Right in the middle of these two statements came a third by Jeff Jarvis in 2005. Jarvis distills both thoughts down and gives us something that brings us closer to where we should have started. He said:
“In our post-scarcity world, distribution is not king, and neither is content. Conversation is the kingdom, and trust is the king.”
For the first time in the history of our short and sweet digital marketing mantras, we have something that calls not just for attracting attention but for creating engagement – and not just engagement as in a percentage of people who may have accidentally clicked on a link only to quickly abandon path after actually seeing what it was. No, engagement as in conversation. As in someone feeling so provoked by an experience they want to become part of it. Dialogue is the true engagement. And then we have trust, the new king Jarvis crowns. Trust is what keeps the conversation going. Trust keeps you from having to show up at someone’s door unannounced and instead gets you invited to the party.
So where are we now?
Now we’re in an era where content has to mature to something greater than simply form – to something greater than a semblance of meaning. The gimmicks no longer hold water. They are just taking up space and that is something we have little of today.
So content became space filler. But abundance has lost its allure and the marginal utility value of the never-ending scroll has exhausted itself. It’s time again to remember quality. And not just for some altruistic ploy to better the world (though that should be enough), but for better business practices.

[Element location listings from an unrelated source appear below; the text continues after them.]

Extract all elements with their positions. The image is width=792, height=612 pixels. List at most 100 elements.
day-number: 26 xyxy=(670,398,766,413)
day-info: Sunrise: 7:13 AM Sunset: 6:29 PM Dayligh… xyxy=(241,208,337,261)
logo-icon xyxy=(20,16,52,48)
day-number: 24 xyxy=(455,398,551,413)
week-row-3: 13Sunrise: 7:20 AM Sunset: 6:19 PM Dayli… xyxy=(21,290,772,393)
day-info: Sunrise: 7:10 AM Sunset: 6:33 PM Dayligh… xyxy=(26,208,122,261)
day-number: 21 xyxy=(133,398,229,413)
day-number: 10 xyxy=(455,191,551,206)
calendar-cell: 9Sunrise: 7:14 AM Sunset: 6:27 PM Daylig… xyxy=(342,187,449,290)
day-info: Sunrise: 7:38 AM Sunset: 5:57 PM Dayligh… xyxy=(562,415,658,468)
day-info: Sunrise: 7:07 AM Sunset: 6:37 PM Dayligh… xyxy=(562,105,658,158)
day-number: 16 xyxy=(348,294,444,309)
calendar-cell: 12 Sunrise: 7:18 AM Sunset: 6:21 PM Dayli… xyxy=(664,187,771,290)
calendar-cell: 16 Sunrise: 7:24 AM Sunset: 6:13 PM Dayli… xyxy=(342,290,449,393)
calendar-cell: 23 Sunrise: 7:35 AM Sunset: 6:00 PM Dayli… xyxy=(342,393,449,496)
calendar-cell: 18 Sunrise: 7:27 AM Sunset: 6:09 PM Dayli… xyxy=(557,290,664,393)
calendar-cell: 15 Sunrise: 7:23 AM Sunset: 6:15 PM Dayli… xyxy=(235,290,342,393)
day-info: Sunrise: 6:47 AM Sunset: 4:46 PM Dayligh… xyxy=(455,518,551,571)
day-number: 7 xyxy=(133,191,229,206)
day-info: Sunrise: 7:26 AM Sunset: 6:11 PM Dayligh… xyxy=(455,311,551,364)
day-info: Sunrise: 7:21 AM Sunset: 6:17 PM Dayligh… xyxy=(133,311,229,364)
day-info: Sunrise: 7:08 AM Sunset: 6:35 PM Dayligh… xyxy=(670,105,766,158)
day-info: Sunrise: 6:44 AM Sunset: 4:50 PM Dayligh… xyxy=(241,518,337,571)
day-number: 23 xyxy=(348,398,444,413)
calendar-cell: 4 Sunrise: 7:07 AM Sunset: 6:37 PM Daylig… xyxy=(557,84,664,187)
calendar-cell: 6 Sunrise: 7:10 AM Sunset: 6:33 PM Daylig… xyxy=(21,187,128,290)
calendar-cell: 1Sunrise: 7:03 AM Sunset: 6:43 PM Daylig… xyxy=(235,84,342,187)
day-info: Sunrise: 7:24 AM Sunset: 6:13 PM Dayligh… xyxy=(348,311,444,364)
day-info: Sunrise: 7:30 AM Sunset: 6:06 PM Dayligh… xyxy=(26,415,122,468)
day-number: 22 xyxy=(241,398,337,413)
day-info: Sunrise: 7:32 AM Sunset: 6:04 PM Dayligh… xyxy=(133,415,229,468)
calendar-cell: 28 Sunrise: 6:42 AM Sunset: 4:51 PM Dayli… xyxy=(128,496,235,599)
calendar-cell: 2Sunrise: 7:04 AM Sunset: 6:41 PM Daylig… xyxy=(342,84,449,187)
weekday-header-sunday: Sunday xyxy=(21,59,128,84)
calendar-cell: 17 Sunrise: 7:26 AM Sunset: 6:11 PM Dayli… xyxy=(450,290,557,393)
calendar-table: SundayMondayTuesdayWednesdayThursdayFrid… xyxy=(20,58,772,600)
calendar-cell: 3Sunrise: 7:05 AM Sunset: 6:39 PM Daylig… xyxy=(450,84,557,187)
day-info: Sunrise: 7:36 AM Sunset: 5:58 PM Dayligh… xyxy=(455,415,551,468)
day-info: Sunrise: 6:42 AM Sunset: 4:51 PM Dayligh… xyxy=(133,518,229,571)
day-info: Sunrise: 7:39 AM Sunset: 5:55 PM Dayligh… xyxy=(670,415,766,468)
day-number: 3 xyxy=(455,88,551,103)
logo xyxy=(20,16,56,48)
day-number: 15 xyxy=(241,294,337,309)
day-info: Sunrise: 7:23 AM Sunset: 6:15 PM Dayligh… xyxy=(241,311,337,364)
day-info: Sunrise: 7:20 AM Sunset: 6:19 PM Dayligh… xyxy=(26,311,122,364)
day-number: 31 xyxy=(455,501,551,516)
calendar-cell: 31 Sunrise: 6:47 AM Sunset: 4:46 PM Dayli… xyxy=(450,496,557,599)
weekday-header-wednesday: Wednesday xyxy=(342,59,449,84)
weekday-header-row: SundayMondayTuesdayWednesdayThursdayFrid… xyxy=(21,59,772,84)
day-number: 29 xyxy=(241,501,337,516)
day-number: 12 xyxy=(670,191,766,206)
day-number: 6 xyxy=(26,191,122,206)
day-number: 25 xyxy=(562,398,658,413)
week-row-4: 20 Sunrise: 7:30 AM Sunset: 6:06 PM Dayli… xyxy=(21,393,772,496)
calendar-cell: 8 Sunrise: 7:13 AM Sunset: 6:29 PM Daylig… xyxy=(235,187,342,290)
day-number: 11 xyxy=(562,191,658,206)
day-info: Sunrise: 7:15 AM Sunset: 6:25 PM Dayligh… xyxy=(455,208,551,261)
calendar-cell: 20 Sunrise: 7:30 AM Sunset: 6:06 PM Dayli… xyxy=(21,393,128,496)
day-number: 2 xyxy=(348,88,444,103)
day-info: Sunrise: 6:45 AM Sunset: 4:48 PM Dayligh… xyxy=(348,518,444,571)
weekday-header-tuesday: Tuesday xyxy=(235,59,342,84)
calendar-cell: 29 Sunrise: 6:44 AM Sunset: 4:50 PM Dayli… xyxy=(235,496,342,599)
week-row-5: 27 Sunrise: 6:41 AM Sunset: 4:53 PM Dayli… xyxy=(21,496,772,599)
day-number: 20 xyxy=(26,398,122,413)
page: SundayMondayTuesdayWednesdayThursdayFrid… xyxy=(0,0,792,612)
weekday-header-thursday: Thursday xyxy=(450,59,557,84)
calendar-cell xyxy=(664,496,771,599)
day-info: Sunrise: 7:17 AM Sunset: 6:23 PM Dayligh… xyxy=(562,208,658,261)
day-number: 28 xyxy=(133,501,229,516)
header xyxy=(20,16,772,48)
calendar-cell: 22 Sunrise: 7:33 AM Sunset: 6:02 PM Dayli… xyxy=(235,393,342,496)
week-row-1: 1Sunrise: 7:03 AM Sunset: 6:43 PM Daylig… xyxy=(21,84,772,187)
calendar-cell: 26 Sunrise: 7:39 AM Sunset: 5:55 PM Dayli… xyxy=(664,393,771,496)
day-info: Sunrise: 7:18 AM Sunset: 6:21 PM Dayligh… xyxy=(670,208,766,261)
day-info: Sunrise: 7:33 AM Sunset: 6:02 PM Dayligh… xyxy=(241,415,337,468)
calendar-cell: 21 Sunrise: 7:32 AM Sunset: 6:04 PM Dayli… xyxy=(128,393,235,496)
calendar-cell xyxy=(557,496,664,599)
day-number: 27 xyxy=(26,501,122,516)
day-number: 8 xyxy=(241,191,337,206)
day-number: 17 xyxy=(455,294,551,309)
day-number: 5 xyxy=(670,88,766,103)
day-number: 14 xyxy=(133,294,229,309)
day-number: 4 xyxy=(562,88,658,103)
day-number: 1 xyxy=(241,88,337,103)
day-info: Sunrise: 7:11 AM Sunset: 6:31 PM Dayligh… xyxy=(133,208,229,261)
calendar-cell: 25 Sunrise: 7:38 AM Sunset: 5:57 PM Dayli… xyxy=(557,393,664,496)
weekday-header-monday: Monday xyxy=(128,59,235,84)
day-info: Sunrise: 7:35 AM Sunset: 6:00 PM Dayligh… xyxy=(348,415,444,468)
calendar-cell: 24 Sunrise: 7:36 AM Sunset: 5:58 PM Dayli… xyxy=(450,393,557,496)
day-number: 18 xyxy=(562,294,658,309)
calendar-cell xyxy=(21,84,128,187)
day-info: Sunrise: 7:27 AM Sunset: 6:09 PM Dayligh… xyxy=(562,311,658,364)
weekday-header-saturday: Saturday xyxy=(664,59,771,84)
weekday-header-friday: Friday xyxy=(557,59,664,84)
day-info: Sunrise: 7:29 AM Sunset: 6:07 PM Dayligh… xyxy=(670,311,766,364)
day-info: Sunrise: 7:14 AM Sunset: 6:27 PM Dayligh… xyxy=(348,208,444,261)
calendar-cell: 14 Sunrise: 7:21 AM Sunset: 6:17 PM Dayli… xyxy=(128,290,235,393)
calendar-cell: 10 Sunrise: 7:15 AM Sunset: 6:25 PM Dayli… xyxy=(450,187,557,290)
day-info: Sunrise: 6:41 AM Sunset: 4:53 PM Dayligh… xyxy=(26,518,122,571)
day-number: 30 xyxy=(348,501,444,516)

Quality has again become the key to strategy. In every algorithm update on social, brands are penalized for being promoters. It takes more money to get your content in front of the same people you did just months ago. And the return on those impressions are getting smaller and smaller because we spend more of our time focused on how to attract attention rather than creating something of value that holds attention.
When was the last time you read, watched or heard something of value? Like real value – not “value” like you would say to a co-worker to hit on a corporate buzz word. But real value that stuck with you. Value that made you reconsider some things. Made you reframe your perspective on life, and what you do or how you do it. Not many times. But that is what content should do. And, yes, we cannot make life-changing content every day. So we shouldn’t.
Content is not king. Value is king. The awe-inspiring is king. The plot twist, surprise ending, emotional roller coaster is king. The smile is king. The laugh out loud not LOL is king.